Par un mémoire en défense, enregistré le 2 décembre 2022, le préfet du Var conclut au rejet de la requête.
Il soutient que :
— la requête est tardive ;
— subsidiairement, les moyens soulevés ne sont pas fondés.
M. B a été admis au bénéfice de l’aide juridictionnelle totale par une décision du 6 décembre 2022.
Vu :
— les autres pièces du dossier.
Vu :
— l’accord franco-algérien signé le 27 décembre 1968, modifié, entre le gouvernement de la République française et le gouvernement de la République algérienne démocratique et populaire relatif à la circulation, à l’emploi et au séjour des ressortissants algériens et de leurs familles ;
— le code de l’entrée et du séjour des étrangers et du droit d’asile ;
— le code des relations entre le public et l’administration ;
— la loi n°91-647 du 10 juillet 1991 relative à l’aide juridique ;
— le décret n° 2020-1717 du 28 décembre 2020 ;
— le code de justice administrative.
Le président de la formation de jugement a dispensé la rapporteure publique, sur sa proposition, de prononcer des conclusions à l’audience.
Les parties ont été régulièrement averties du jour de l’audience.
Ont été entendus au cours de l’audience publique :
— le rapport de M. A,
— et les observations de Me Lagardère, représentant M. B.
Considérant ce qui suit :
1. M. B, ressortissant algérien né le 2 mai 1959, est entré régulièrement en France le 4 février 2019 et a bénéficié d’une carte de séjour temporaire en qualité d’étranger malade valable du 25 mai 2020 au 24 mai 2021. Il en a sollicité le renouvellement le 22 mars 2021. Par un arrêté du 11 février 2022, le préfet du Var a refusé de faire droit à sa demande. Par un jugement n° 2200567 du 23 juin 2022, le tribunal administratif de Toulon a annulé l’arrêté du 11 février 2022 au motif que celui-ci ne comportait pas les nom et prénom de son signataire, en méconnaissance des dispositions de l’article L. 212-1 du code des relations entre le public et l’administration et a enjoint au préfet de procéder au réexamen de la situation de M. B, dans un délai de deux mois à compter de la notification de ce jugement. Par un arrêté du 5 septembre 2022, le préfet du Var a rejeté sa demande de renouvellement de titre de séjour en qualité d’étranger malade, l’a obligé à quitter le territoire français dans un délai de trente jours et a fixé le pays de destination. M. B demande l’annulation de ce dernier arrêté.

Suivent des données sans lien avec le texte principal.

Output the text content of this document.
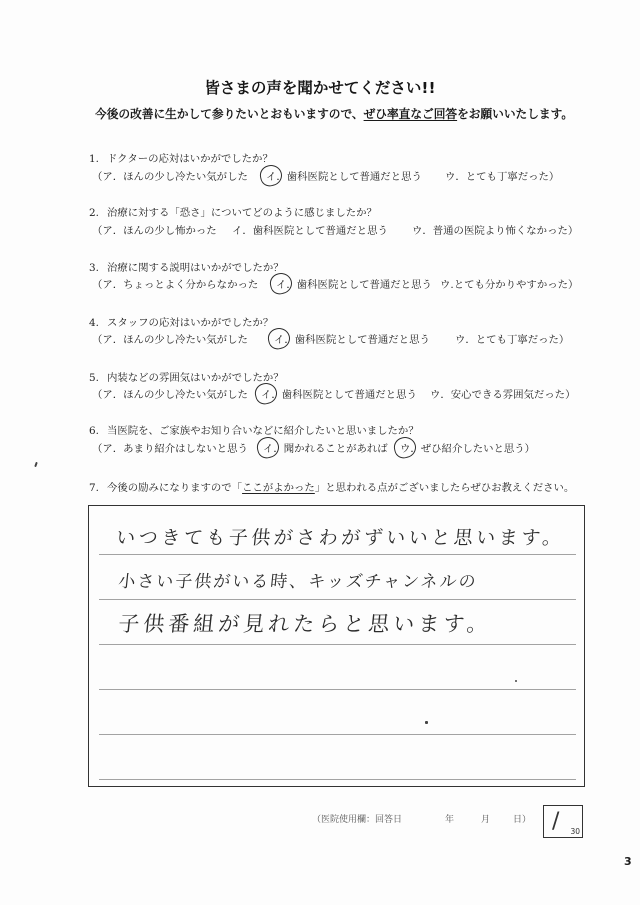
皆さまの声を聞かせてください!!
今後の改善に生かして参りたいとおもいますので、ぜひ率直なご回答をお願いいたします。
1. ドクターの応対はいかがでしたか？
（ア．ほんの少し冷たい気がした イ
．歯科医院として普通だと思う ウ．とても丁寧だった）
2. 治療に対する「恐さ」についてどのように感じましたか？
（ア．ほんの少し怖かった イ．歯科医院として普通だと思う ウ．普通の医院より怖くなかった）
3. 治療に関する説明はいかがでしたか？
（ア．ちょっとよく分からなかった イ
．歯科医院として普通だと思う ウ.とても分かりやすかった）
4. スタッフの応対はいかがでしたか？
（ア．ほんの少し冷たい気がした	イ
．歯科医院として普通だと思う ウ．とても丁寧だった）
5. 内装などの雰囲気はいかがでしたか？
（ア．ほんの少し冷たい気がした イ
．歯科医院として普通だと思う ウ．安心できる雰囲気だった）
6. 当医院を、ご家族やお知り合いなどに紹介したいと思いましたか？
（ア．あまり紹介はしないと思う イ
．聞かれることがあれば ウ
．ぜひ紹介したいと思う）
7. 今後の励みになりますので「ここがよかった」と思われる点がございましたらぜひお教えください。
いつきても子供がさわがずいいと思います。
小さい子供がいる時、キッズチャンネルの
子供番組が見れたらと思います。
（医院使用欄：回答日	年	月	日） / 30
3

Sur l’aide juridictionnelle provisoire :
2. Aux termes de l’article 20 de la loi susvisée du 10 juillet 1991: « Dans les cas d’urgence (), l’admission provisoire à l’aide juridictionnelle peut être prononcée soit par le président du bureau ou de la section compétente du bureau d’aide juridictionnelle, soit par la juridiction compétente ou son président ». Aux termes de l’article 61 du décret du 28 décembre 2020 susvisé pris pour l’application de cette loi : « L’admission provisoire peut être accordée dans une situation d’urgence () / L’admission provisoire est accordée par le président du bureau ou de la section ou le président de la juridiction saisie, soit sur une demande présentée sans forme par l’intéressé, soit d’office si celui-ci a présenté une demande d’aide juridictionnelle () sur laquelle il n’a pas encore été statué. ». M. B ayant été admis à l’aide juridictionnelle, il n’y a pas lieu de prononcer son admission provisoire à l’aide juridictionnelle.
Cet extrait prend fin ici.